WAYNESVILLE, Mo. — Pulaski County, Missouri brings visitors from all over the world to explore the area’s history. The Old Stagecoach Stop House Museum in Waynesville is one of the attractions that bring curious people to the county.
The museum has been home to numerous people and businesses over the years, and now its displays take visitors on a journey of the building’s impact through the years.
Jeanie Porter, President of Old Stagecoach Stop, is one of nine volunteers on the board. She said the building is the oldest publicly accessible building in Pulaski County.
“We’re very proud of the history here,” Porter said. “In the 1980s this building was condemned by the city and was going to be torn down and a group of our citizens knew the value of the history here and saved the building.”
The building was built in the 1850s by a man named William Walter McDonald, who saw opportunities for business in Waynesville. He built one cabin for living quarters and one for the business to serve the stagecoach stop. Parts of the museum contain the original logs from that initial build, and the original hearth from the living quarters is intact.

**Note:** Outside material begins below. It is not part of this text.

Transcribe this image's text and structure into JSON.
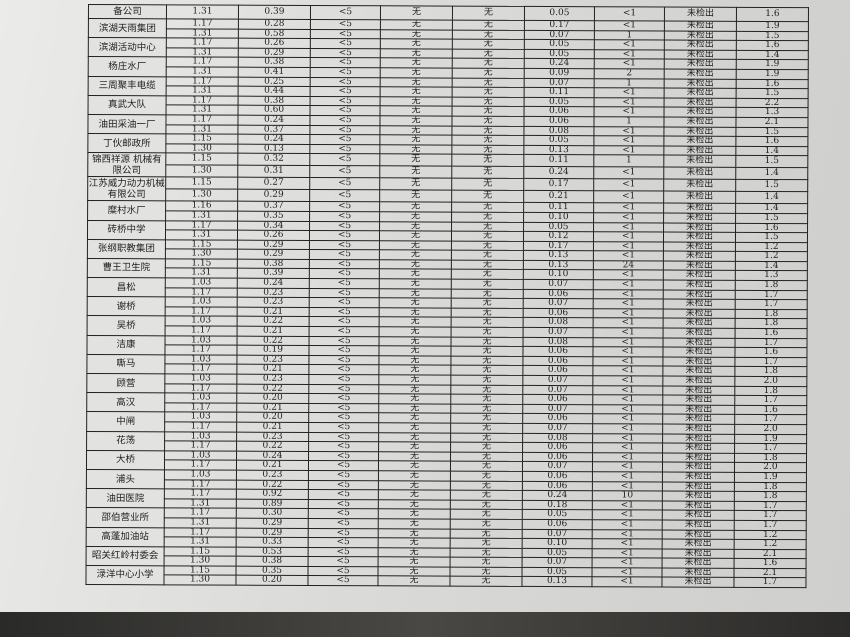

In 1861, the Union Army used the building for a hospital. 32 men died on the property over 17 months. Visitors interested in Civil War history will be able to get insight into the role Waynesville played in the war. There are artifacts and reproduction artifacts on display, including a Civil War surgeon’s kit and a replica of weapons soldiers used.
McDonald resumed his stagecoach business after the war, but the new railroad took away the busy traffic.
The structure started as a one-story cabin but builders added on to make it a two-story building. The building served many purposes over the following decades, including as a hotel and apartments. It fell into disrepair in the 1960s. It was abandoned for almost 25 years until it was condemned by the city and restored in the 1980s.
The Old Stagecoach Stop House offers a hands-on tour through ten rooms that were restored to reflect various periods in the building’s history.
“What we feel like makes us a little unique, we like our visitors to have a hands-on experience,” said Mark Zurbrik, Old Stagecoach Stop board member and Tour Guide. “Some of our artifacts are original artifacts but nonetheless we allow people to touch them, pick them up, ask questions about them.”
“As we take people through the museum, they can learn about the history by going from room to room,” Porter said.
The museum has welcomed visitors from more than 50 countries and from all 50 states.
It is open for tours every Saturday, April through September.